Currently, NSCISD undergoes a strategy called ALICE Training. ALICE stands for Alert, Lockdown, Inform, Counter, Evacuate.
“The school training has been practicing this,” Lauer said. “What we taught our students is it’s not OK just to hide in the corner like we used to, and put the colored paper over the window. What we’ve taught them is, if you’re not in the mix of it, run, make a good decision for yourself. And even if they shoot at you, still run because you can probably get away from that bullet easier than just crouching below your desk.”
Some community members don’t believe that’s enough to protect the students of NSCISD.
“I am in complete support of having a responsible, vetted, trained volunteer on each campus because I, unlike others, feel that is the best way to protect our students,” a middle school employee said at the meeting. “A comment was made that ‘arms brings arms.’ Well the people that are shooting up our schools, they are going to bring them anyway. If they know your school is armed, they might think twice.”
However, counterarguments were brought up, specifically talking about the dangers of having a loaded weapon in the classroom. One parent cited a CNN report on March 15, where a Northern California teacher accidentally discharged a firearm while teaching a public safety class. Another parent noted that if the school were to arm teachers, he’d be forced to withdraw his child from the district, for fear of her safety.
A current student at Nixon-Smiley High School even asked what would happen if a teacher who went through the process of psychological evaluation were to somehow “flip the switch.”
“What happens when although you seem fine, an incident happens,” Faith Pullin, currently a junior at the school inquired. “It scares me having guns in the classroom. It already gives me anxiety, everything that’s been going on.
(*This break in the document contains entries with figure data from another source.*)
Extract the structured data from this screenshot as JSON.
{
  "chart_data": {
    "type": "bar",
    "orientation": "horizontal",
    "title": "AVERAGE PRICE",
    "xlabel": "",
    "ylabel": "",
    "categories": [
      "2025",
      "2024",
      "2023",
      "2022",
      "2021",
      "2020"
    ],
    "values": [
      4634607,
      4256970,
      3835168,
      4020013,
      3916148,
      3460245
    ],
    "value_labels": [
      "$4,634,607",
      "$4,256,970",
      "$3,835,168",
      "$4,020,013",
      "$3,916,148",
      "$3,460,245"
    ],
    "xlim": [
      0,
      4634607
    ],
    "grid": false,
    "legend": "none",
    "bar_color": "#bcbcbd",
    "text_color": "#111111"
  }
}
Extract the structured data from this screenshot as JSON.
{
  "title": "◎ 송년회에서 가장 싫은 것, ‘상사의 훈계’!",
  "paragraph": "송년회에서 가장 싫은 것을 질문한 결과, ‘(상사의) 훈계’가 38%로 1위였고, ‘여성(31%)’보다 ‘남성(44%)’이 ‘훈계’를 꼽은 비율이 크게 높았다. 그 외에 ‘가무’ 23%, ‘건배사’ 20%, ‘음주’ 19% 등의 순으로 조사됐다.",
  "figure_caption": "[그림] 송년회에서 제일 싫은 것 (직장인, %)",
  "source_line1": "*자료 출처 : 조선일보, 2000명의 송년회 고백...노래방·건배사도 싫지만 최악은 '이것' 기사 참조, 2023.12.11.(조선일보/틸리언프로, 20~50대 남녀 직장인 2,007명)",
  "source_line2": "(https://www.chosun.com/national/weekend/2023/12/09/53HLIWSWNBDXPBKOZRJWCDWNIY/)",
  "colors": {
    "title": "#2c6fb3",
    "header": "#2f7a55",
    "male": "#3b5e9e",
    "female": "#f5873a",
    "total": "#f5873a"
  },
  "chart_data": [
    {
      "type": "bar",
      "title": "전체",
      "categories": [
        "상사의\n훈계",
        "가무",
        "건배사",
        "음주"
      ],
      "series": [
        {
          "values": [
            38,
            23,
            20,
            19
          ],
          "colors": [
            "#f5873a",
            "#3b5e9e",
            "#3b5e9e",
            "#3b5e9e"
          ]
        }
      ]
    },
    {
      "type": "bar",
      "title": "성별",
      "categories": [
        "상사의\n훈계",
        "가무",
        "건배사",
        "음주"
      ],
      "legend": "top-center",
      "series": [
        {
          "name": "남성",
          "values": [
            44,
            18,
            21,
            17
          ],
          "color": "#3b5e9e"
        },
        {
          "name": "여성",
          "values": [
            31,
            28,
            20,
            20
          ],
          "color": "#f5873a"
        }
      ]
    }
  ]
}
I feel like our opinions matter too because we are in the classroom dealing with it.”
Lauer explained earlier in the meeting three options that are currently in discussion, if indeed the panel recommends to the school board that NSCISD should arm their staff. One of which is employing a School Resource Officer (SRO).
The superintendent estimated the cost to hire an officer would be between $31,000-60,000 a year. Other than costs, an issue would be that the officer would be posted at just one location, which poses a problem for NSCISD since they have campuses both in Nixon and in Smiley, eight miles apart.
Then there’s another option called the School Marshal Program which allows the district to put certain school employees through TCOLE training, which is similar to officer training, where they take an assessment and that person carries a gun.
The “trick” to this program, as Lauer explained, is that if the primary duty of the school marshal involves “regular, direct contact with students, the marshal may not carry a concealed handgun but may possess a handgun on the physical premises of a school in a locked and secured safe within the marshal’s immediate reach when conducting the marshal’s primary duty,” according to text from House Bill 1009, effective June 14, 2013.
One final option that Lauer believes could be a solution is the Guardian Program. The program allows certain employees to carry firearms on their person. The board would decide on the training and psychological evaluations.
For context, Fayetteville ISD — a school district located east of La Grange, has implemented the program. In a letter signed by Fayetteville ISD Superintendent Jeff W. Harvey sent to parents, Guardians will be staff members who have passed each of the following requirements (and more):
If Nixon-Smiley CISD were to follow the route of the Guardian Program, the board may have similar requirements.
No decision has been made since the town hall meeting was indeed just another method of gathering information from the community. The soonest the school board can decide will be at the next regularly scheduled meeting on April 9.